Valeria se giró hacia una de sus damas de honor, Lucía, que había permanecido inmóvil cerca de una mesa, blanca como el vestido que ya no lucía perfecto.

—En el sobre azul que te di antes de la ceremonia —dijo Valeria—. Si algo salía mal, te pedí que no lo soltaras.

Lucía tragó saliva y asintió. Sacó de su bolso un sobre elegante, ahora más pesado de lo que parecía.

Todos miraron a Esteban.

Por primera vez, su máscara se rompió.

—Valeria… podemos hablar esto en privado.

Ella dio un paso hacia él.

—No. Me empujaste a una piscina delante de todos para humillarme y callarme.
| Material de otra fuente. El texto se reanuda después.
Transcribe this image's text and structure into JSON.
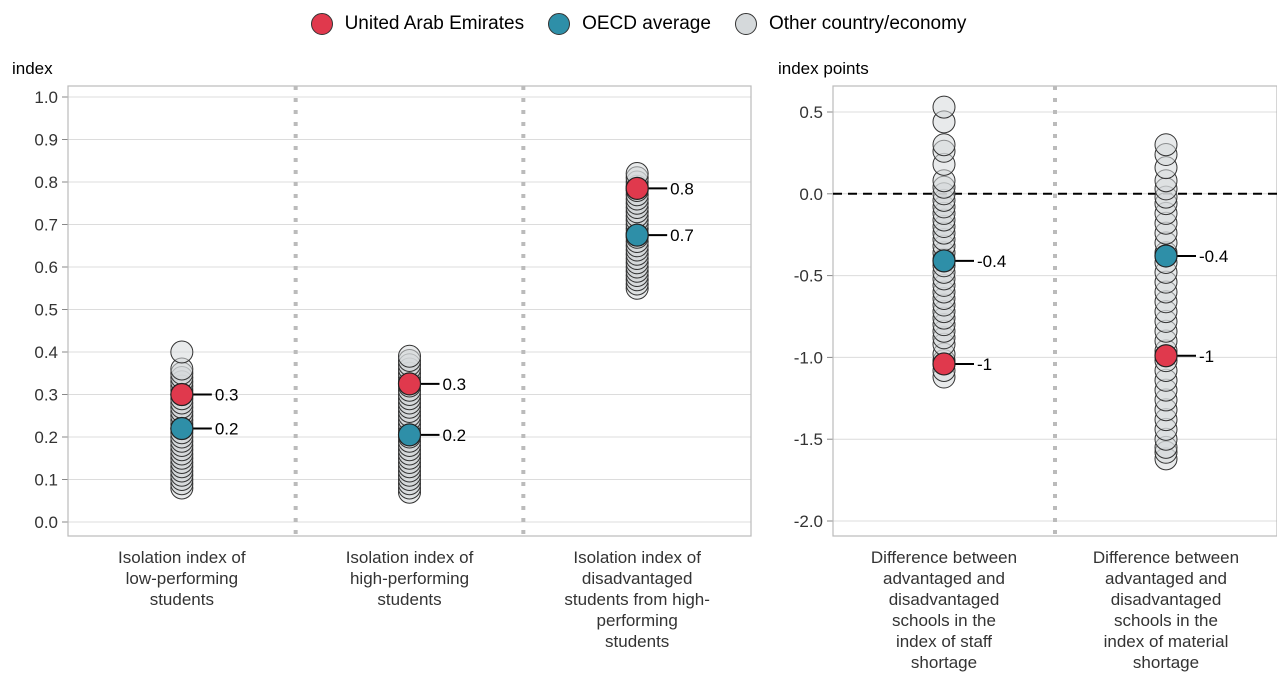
{
  "legend": [
    {
      "label": "United Arab Emirates",
      "color": "#e0394d"
    },
    {
      "label": "OECD average",
      "color": "#2e8fa8"
    },
    {
      "label": "Other country/economy",
      "color": "#d5d9db"
    }
  ],
  "colors": {
    "highlight": "#e0394d",
    "oecd": "#2e8fa8",
    "other": "#d5d9db",
    "other_edge": "#333333"
  },
  "chart_data": [
    {
      "type": "scatter",
      "unit_label": "index",
      "ylim": [
        0,
        1.0
      ],
      "yticks": [
        "0.0",
        "0.1",
        "0.2",
        "0.3",
        "0.4",
        "0.5",
        "0.6",
        "0.7",
        "0.8",
        "0.9",
        "1.0"
      ],
      "grid": true,
      "categories": [
        {
          "label": [
            "Isolation index of",
            "low-performing",
            "students"
          ],
          "others": [
            0.08,
            0.09,
            0.1,
            0.11,
            0.12,
            0.13,
            0.14,
            0.15,
            0.16,
            0.17,
            0.18,
            0.19,
            0.2,
            0.21,
            0.22,
            0.23,
            0.24,
            0.25,
            0.26,
            0.27,
            0.28,
            0.29,
            0.3,
            0.31,
            0.32,
            0.33,
            0.34,
            0.35,
            0.36,
            0.4
          ],
          "uae": {
            "value": 0.3,
            "label": "0.3"
          },
          "oecd": {
            "value": 0.22,
            "label": "0.2"
          }
        },
        {
          "label": [
            "Isolation index of",
            "high-performing",
            "students"
          ],
          "others": [
            0.07,
            0.08,
            0.09,
            0.1,
            0.11,
            0.12,
            0.13,
            0.14,
            0.15,
            0.16,
            0.17,
            0.18,
            0.19,
            0.2,
            0.21,
            0.22,
            0.23,
            0.24,
            0.25,
            0.26,
            0.27,
            0.28,
            0.29,
            0.3,
            0.31,
            0.32,
            0.33,
            0.34,
            0.35,
            0.36,
            0.37,
            0.38,
            0.39
          ],
          "uae": {
            "value": 0.325,
            "label": "0.3"
          },
          "oecd": {
            "value": 0.205,
            "label": "0.2"
          }
        },
        {
          "label": [
            "Isolation index of",
            "disadvantaged",
            "students from high-",
            "performing",
            "students"
          ],
          "others": [
            0.55,
            0.56,
            0.57,
            0.58,
            0.59,
            0.6,
            0.61,
            0.62,
            0.63,
            0.64,
            0.65,
            0.66,
            0.67,
            0.68,
            0.69,
            0.7,
            0.71,
            0.72,
            0.73,
            0.74,
            0.75,
            0.76,
            0.77,
            0.78,
            0.79,
            0.8,
            0.81,
            0.82
          ],
          "uae": {
            "value": 0.785,
            "label": "0.8"
          },
          "oecd": {
            "value": 0.675,
            "label": "0.7"
          }
        }
      ]
    },
    {
      "type": "scatter",
      "unit_label": "index points",
      "ylim": [
        -2.0,
        0.6
      ],
      "yticks": [
        "-2.0",
        "-1.5",
        "-1.0",
        "-0.5",
        "0.0",
        "0.5"
      ],
      "grid": true,
      "reference_line": 0.0,
      "categories": [
        {
          "label": [
            "Difference between",
            "advantaged and",
            "disadvantaged",
            "schools in the",
            "index of staff",
            "shortage"
          ],
          "others": [
            -1.12,
            -1.08,
            -1.02,
            -0.98,
            -0.92,
            -0.88,
            -0.84,
            -0.8,
            -0.76,
            -0.72,
            -0.68,
            -0.64,
            -0.6,
            -0.56,
            -0.52,
            -0.48,
            -0.44,
            -0.4,
            -0.36,
            -0.32,
            -0.28,
            -0.24,
            -0.2,
            -0.16,
            -0.12,
            -0.08,
            -0.04,
            0.0,
            0.04,
            0.08,
            0.18,
            0.26,
            0.3,
            0.44,
            0.53
          ],
          "uae": {
            "value": -1.04,
            "label": "-1"
          },
          "oecd": {
            "value": -0.41,
            "label": "-0.4"
          }
        },
        {
          "label": [
            "Difference between",
            "advantaged and",
            "disadvantaged",
            "schools in the",
            "index of material",
            "shortage"
          ],
          "others": [
            -1.62,
            -1.58,
            -1.55,
            -1.5,
            -1.44,
            -1.38,
            -1.32,
            -1.26,
            -1.2,
            -1.14,
            -1.08,
            -1.02,
            -0.96,
            -0.9,
            -0.84,
            -0.78,
            -0.72,
            -0.66,
            -0.6,
            -0.54,
            -0.48,
            -0.42,
            -0.36,
            -0.3,
            -0.24,
            -0.18,
            -0.12,
            -0.06,
            -0.02,
            0.03,
            0.08,
            0.16,
            0.24,
            0.3
          ],
          "uae": {
            "value": -0.99,
            "label": "-1"
          },
          "oecd": {
            "value": -0.38,
            "label": "-0.4"
          }
        }
      ]
    }
  ]
}
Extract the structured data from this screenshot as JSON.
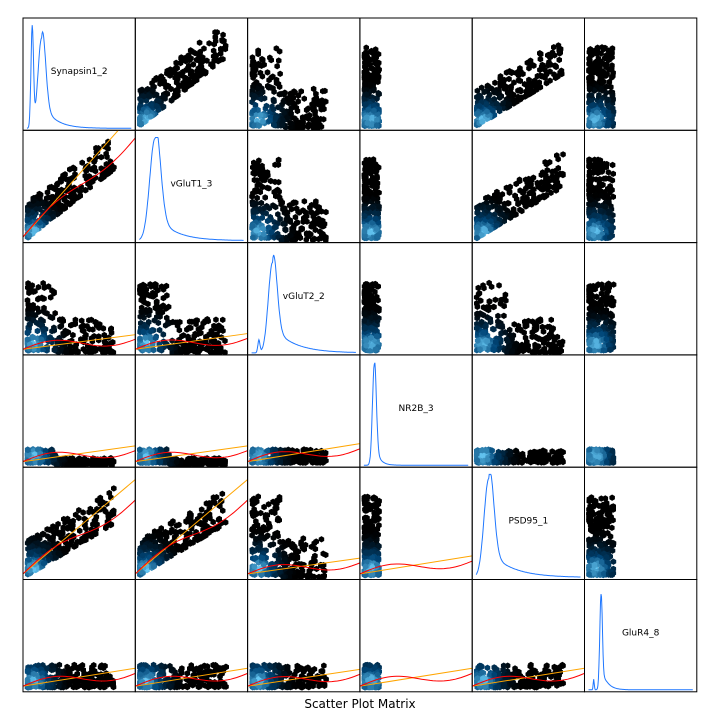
{
  "chart_data": {
    "type": "scatter",
    "title": "Scatter Plot Matrix",
    "variables": [
      "Synapsin1_2",
      "vGluT1_3",
      "vGluT2_2",
      "NR2B_3",
      "PSD95_1",
      "GluR4_8"
    ],
    "diagonal": "density",
    "off_diagonal_upper": "hexbin",
    "off_diagonal_lower": "hexbin_with_fit_lines",
    "fit_lines": [
      {
        "name": "linear",
        "color": "#ffa500"
      },
      {
        "name": "smooth",
        "color": "#ff0000"
      }
    ],
    "colors": {
      "density_line": "#1f77ff",
      "hex_high": "#6fd3ff",
      "hex_low": "#000000"
    },
    "axes_ticks_visible": false
  }
}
Ahora lo hablamos aquí.

Rodrigo tomó el sobre, lo abrió rápidamente y empezó a revisar los documentos. Cuanto más leía, más duro se volvía su gesto.

—Transferencias anticipadas… autorización falsificada… una cláusula matrimonial modificada… —levantó la vista lentamente—. Esteban, ¿qué es esto?

Esteban miró a su alrededor como un animal atrapado.

—Todo esto tiene explicación.

—La tendrá con la policía —dijo Rodrigo.

Los murmullos estallaron.

La música se había detenido por completo. Los invitados ya no estaban asistiendo a una boda. Estaban viendo caer a un hombre que había apostado a la vergüenza de una mujer para robarle la vida.

Valeria respiró hondo.

El agua seguía cayendo de su vestido, formando pequeños charcos sobre el mármol. Su ramo flotaba aún en la piscina, roto, como si representara todo lo que acababa de terminar.

Esteban intentó acercarse una última vez.

—Valeria, yo…

—No vuelvas a tocarme.

The firmness of her voice made him stop.

Rodrigo signaled to security.

« Let no one let him out. »

Valeria’s mother, who until then had not been able to react, came crying.

« My daughter…

Valeria hugged her for just a second. Then he looked back at everyone present.

« A wedding was not ruined today, » he said in a firm voice. Today a crime was prevented.

And no one dared to contradict her.

Because the bride they tried to sink in front of everyone did not come out of the water defeated.